There have been two other Indians who have headed the ICC – Sharad Pawar and N Srinivasan – but Dalmiya provided the big breakthrough. When he stepped on to the hallowed turf at Lord’s to present the World Cup trophy to Steve Waugh in 1999, the suzerainty of Indian cricket had been established.
The period after became a roller-coaster ride for Dalmiya. He became the BCCI chief in 2000, a position he held till 2004, but by then the dramatis personae as well as the culture in Indian cricket administration had seen a big change.
His buddy-buddy relationship with Bindra had collapsed, ostensibly because of a clash of ambition for the same positions. More importantly, the BCCI’s cash rich status (and the sport’s appeal through the length and breadth of the country) saw people from all kinds of political dispensations jumping into the fray.
It can justifiably be argued that while Dalmiya took Indian cricket to the very top financially, there was not enough attempt made to make the BCCI’s administration more efficient with robust checks and balances.

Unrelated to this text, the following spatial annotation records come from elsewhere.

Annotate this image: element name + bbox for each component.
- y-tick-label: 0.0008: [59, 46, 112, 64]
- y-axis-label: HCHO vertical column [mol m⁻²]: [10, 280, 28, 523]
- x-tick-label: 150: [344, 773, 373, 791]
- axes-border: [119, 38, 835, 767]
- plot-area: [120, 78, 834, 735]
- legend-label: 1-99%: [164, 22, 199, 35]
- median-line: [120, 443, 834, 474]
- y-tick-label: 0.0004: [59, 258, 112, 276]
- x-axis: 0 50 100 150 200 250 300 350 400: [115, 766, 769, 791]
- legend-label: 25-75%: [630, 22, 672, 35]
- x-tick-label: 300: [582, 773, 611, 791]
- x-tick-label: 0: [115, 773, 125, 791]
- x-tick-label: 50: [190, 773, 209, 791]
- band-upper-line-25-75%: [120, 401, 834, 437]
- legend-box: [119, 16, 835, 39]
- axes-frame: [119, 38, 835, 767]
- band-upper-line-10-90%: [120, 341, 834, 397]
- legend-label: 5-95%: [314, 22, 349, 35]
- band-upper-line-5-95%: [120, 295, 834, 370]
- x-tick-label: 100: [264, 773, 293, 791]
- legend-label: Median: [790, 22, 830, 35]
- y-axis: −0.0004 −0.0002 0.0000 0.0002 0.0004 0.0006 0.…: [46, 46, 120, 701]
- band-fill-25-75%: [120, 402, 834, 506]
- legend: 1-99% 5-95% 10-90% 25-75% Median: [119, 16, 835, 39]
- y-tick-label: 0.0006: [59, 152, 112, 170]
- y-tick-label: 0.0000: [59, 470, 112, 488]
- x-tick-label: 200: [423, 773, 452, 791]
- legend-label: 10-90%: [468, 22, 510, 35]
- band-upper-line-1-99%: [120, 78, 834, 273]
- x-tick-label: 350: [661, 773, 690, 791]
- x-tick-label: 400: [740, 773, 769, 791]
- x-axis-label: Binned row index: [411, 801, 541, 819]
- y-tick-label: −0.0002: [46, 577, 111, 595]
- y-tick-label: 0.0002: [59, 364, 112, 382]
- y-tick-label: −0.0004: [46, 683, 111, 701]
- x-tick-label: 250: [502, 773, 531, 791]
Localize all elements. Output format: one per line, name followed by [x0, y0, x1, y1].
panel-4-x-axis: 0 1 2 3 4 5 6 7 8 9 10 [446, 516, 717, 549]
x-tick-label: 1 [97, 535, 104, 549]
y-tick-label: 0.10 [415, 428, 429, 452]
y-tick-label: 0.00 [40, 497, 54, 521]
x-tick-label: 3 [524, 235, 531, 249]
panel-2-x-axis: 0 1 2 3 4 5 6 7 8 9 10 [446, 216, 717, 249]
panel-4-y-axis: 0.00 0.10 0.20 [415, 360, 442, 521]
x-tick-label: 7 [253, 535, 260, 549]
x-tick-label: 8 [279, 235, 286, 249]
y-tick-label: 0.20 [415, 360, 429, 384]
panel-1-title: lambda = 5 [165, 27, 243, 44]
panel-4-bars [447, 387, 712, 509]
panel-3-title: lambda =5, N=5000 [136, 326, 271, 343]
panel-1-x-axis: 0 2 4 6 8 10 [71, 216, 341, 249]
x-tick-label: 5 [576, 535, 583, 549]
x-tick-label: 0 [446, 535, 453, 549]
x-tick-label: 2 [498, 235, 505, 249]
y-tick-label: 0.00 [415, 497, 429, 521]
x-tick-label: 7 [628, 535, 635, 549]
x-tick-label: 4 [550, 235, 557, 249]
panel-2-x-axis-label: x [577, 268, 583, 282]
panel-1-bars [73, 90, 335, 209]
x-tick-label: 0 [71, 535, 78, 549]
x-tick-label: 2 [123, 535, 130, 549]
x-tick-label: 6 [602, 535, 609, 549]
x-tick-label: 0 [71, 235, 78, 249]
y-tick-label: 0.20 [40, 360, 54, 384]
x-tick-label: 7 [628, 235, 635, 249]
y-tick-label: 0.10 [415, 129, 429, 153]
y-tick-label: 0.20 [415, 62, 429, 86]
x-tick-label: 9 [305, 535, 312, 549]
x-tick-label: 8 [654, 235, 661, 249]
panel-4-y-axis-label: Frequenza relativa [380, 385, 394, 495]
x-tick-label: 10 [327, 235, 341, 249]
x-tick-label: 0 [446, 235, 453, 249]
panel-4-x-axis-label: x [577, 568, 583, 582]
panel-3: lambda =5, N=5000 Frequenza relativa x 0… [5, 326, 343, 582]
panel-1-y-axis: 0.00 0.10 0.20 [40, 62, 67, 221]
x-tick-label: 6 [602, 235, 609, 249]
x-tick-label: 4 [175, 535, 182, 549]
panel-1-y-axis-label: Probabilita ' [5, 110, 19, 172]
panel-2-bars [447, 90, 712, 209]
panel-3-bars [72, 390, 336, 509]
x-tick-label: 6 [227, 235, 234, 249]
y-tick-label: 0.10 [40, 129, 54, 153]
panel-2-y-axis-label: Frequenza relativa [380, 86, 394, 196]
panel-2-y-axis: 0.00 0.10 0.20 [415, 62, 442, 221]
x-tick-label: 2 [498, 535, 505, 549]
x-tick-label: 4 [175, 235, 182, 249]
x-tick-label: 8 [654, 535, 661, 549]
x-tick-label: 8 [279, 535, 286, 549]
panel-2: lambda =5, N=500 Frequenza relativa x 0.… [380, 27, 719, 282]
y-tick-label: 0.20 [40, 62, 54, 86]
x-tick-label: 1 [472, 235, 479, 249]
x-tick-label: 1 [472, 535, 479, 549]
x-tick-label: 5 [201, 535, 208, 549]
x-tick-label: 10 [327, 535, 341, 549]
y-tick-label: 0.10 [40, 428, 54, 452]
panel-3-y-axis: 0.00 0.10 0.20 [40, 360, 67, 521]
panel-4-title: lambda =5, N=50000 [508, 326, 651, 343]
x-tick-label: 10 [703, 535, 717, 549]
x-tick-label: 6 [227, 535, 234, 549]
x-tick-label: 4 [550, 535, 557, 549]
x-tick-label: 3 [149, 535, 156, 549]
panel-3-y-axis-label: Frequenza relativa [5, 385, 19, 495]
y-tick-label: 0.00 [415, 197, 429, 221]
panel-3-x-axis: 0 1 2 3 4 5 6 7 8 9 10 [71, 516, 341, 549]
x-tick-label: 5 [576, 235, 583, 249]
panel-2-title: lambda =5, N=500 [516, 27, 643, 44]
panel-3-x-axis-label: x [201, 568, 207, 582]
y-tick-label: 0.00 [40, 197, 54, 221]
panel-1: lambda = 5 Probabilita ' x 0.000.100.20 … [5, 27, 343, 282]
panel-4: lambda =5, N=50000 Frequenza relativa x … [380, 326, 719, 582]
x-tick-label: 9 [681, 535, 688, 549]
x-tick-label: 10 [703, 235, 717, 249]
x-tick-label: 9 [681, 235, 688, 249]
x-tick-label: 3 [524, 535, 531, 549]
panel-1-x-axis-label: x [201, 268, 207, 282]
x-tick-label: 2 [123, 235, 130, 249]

Player power, money power and political power seemed to become more important than prowess at the game itself. In 2004, he somehow managed to win the elections for his proxy Ranbir Singh Mahendra, but clearly the wind had changed direction in the BCCI.
Dalmiya had the ignominy of being hounded out from the Board a couple of years later. But he fought a protracted legal battle to clear his name and emerged some years later, quite extraordinarily, as the only person who rival factions within the BCCI could trust!
A lesser man would have surrendered and sailed into the sunset, having achieved everything that cricket administration had to offer. But Dalmiya soldiered on, his passion for cricket and cricket politics undimmed.
Largely this was as a consensus choice in times of internecine dispute as his election as BCCI president in the last elections, despite failing health, showed. By then, of course, it was clear that he was a spent force. But he still died with his boots on.